"Every life is in many days, day after day. We walk through ourselves, meeting robbers, ghosts, giants, old men, young men, wives, widows, brothers-in-love, but always meeting ourselves." -James Joyce, Ulysses
As a young man James Joyce was inspired by Henrik Ibsen, a master of the small, intimate scene and this saw focus shows in his own writing. Ulysses encompasses a single day--June 16, 1904. This is remarkable especially considering the book clocks in at 265,000 words, more than twice the length of a modern "publishable" manuscript.
With its experiments with narrative and (lack of) punctuation, its scandalous-for-its-time takes on religion and marriage, Ulysses can be overwhelming for critics and casual readers alike.
Like its contemporary, In Search of Lost Time, the protagonists of Ulysses, Stephan Dedalus and Leopold Bloom are thoughtful and driven by memories. Like Proust's universal narrator, they too are more passive than most modern protagonists would be. The benefit of a somewhat passive protagonist is that the story unfolds around them and develops a depth and detail that many man-of-action stories lack.
What to Steal
“Lesser artists borrow; great artists steal.” -Igor Stravinsky
Girdle Your Loins with Allusions
I read The Odyssey in preparation for Ulysses. I'd read it in high school and remembered it mostly as dry and stilted. It was boring compared to the Christopher Pike novels I was devouring at the time. But now, older, and...well, frankly still in love with Christopher Pike, I can finally see its value. It and its prequel, the Iliad, are allusion gold mines. Allusions add depth and history to any story.
There is something archetypal about the situations in this ancient text: the man, separated from his homeland, outcast in a world of gods and monsters; his son, desperate to find him; his wife, waiting faithfully at home, surrounded by unscrupulous suitors. What's there not to like?
Joyce borrows the form while twisting and subverting the text into something new. There is something alluring about peering into the shadow behind an archetype. Here are a few examples:
- The first episode of Ulysses is named for Odysseus' son, Telemachus, who goes out in search of his father. Stephan Dedalus thus takes the place of a son in the novel. But he is a son without a father and his search is aimless.
- Dedalus also alludes to the Greek Daedalus who both built the labyrinth of the minotaur and, as the father of Icarus, created the wings that took him too close to the sun.

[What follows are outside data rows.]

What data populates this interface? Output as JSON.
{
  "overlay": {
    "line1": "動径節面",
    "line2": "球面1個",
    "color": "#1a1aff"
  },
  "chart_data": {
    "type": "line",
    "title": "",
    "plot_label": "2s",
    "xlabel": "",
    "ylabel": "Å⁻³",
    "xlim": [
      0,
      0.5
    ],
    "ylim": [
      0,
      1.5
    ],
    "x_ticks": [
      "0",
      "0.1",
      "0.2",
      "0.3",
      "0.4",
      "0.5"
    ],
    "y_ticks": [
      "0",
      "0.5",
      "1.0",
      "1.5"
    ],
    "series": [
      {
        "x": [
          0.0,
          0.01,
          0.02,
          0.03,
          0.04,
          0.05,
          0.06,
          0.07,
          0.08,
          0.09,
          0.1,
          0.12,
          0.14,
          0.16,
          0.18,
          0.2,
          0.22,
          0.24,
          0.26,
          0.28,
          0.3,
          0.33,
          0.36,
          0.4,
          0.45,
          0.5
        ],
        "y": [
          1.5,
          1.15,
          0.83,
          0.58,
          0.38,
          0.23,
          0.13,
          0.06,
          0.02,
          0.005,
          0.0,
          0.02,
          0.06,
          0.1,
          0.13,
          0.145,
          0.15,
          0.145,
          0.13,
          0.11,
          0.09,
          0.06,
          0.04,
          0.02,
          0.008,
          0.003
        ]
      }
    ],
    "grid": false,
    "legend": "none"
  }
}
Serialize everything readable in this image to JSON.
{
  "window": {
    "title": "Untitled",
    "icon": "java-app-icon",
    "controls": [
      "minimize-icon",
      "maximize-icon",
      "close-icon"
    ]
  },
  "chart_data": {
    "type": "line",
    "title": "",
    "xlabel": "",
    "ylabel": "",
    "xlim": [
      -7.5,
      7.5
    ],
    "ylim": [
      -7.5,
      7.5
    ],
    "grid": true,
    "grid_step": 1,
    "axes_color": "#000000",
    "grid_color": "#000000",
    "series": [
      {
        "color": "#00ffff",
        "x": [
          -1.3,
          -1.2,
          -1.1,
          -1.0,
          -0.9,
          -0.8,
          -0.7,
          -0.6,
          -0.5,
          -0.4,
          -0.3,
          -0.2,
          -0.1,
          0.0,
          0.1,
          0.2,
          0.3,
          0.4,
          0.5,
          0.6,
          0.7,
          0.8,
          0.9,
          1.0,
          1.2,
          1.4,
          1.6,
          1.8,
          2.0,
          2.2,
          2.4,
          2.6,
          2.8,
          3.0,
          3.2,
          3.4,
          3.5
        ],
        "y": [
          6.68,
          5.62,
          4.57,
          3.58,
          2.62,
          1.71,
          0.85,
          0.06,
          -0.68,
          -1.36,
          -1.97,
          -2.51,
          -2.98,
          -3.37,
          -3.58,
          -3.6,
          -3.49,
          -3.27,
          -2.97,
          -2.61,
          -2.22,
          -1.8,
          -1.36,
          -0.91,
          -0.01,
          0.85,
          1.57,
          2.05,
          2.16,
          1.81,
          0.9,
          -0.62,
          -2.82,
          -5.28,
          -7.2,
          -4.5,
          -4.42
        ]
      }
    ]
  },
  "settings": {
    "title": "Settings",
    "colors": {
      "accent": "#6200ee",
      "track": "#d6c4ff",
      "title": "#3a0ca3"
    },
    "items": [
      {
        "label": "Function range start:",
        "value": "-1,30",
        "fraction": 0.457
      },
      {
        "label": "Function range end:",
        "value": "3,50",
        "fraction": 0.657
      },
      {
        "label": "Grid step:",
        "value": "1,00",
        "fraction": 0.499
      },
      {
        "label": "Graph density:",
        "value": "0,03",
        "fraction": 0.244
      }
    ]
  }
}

- Other characters also have Odyssey equivalents: Bloom as the wandering Odysseus, only wanders the streets of Dublin; his wife, Molly Bloom, subverts the faithful wife trope and unrepentantly commits adultery.
Having a strong grasp on the stories in the Hebrew and Greek Scriptures also adds depth to any story. Being aware of other religious works is also important, but the Bible remains an ingrained part of Western culture, even as belief declines.
There are allusions to the Catholic Church and Judaism everywhere in Ulysses and understanding the background makes the work richer for any reader in the know. Ulysses starts with a tongue-in-cheek version of Catholic Mass with "stately, plump Buck Mulligan" playing a "priest" who has only fleshy desires.
Search through the symbols and rituals of religion; find the ones that connect with your work.
Write What You Know
It is clichéd advice. I hate it. Personally, I write sci-fi and that means I'm pulling everything out of nowhere. But, within this lie is a grain of truth; Joyce knew Dublin. Dublin was a part of him, even though he spent most of his life in self-imposed exile. It could be said to be his through-line; he writes about it in obsessive detail. It is the setting of his most famous works. And because of his obsession, his work vibrates with authenticity.
Look though your recent writing. Is there a topic that crops up over and over again? A place your mind lingers on? Does your hometown call to you? What is your deepest fear? What would you never tell anyone about your childhood? Find your through-line, hone it, and embrace it!
Joyce is known for his experimentation with language and grammar. His stream-of-consciousness writing may not be everyone's style, but play with words is essential for literary growth. Word choice is often the true separation between literary works and more commercial works. Literary readers expect to be challenged by complex, multi-layered writing.
For a good place to start playing with words and language, go over the basics of Grammar B.
How'd he do that?
Born February 2, 1882, James Joyce became one of the most influential writers in the world. With its use of stream-of-consciousness and interior monologue, his works are considered experimental and avant-garde.
However, for all his modernist technique, his works are grounded in ancient traditions and in the microcosm of early twentieth-century Dublin.